GF Strong Rehabilitation Research Lab, Vancouver Coastal Research Institute, Vancouver, British Columbia; Department of Occupational Science and Occupational Therapy, The University of British Columbia, Vancouver, British Columbia.
GF Strong Rehabilitation Research Lab, Vancouver Coastal Research Institute, Vancouver, British Columbia; Department of Integrated Sciences, The University of British Columbia, Vancouver, British Columbia.
Arch Phys Med Rehabil. 2020 Jun;101(6):1025-1040. doi: 10.1016/j.apmr.2020.01.008. Epub 2020 Feb 12.
Assistive technologies (ATs) support independence and well-being in people with cognitive, perceptual, and physical limitations. Given the increasing availability and diversity of ATs, evaluating the usefulness of current and emerging ATs is crucial for informed comparison. We aimed to chart the landscape and development of AT evaluation tools (ETs; ATETs) across disparate fields in order to improve the process of AT evaluation and development.

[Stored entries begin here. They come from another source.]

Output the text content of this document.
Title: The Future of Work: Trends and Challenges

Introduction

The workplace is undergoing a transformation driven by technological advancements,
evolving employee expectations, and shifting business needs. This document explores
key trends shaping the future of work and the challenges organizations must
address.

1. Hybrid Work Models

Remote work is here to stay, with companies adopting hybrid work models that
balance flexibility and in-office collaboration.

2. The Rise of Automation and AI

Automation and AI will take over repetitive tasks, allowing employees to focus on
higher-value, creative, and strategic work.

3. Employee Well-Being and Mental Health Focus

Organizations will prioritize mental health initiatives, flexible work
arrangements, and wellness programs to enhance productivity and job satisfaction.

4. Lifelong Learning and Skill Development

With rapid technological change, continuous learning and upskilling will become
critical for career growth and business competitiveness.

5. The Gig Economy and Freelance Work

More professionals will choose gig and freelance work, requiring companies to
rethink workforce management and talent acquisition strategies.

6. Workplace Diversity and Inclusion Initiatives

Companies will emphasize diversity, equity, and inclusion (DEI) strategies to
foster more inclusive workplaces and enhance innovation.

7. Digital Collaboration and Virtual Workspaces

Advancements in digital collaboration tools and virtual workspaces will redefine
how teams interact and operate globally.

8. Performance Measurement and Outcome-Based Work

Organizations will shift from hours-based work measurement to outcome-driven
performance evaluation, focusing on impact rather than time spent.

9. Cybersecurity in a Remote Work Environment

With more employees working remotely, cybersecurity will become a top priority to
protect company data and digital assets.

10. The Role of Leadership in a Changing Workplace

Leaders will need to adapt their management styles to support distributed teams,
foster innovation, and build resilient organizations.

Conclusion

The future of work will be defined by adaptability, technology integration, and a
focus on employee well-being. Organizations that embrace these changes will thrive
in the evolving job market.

We performed a scoping review of ATETs through database searching of MEDLINE, Embase, CINAHL, HaPI, PsycINFO, Cochrane Reviews, and Compendex as well as citation mining.
Articles explicitly referencing ATETs were retained for screening. We included ETs if they were designed to specifically evaluate ATs.
We extracted 5 attributes of ATETs: AT category, construct evaluated, conceptual frameworks, type of end user input used for ATET development, and presence of validity testing.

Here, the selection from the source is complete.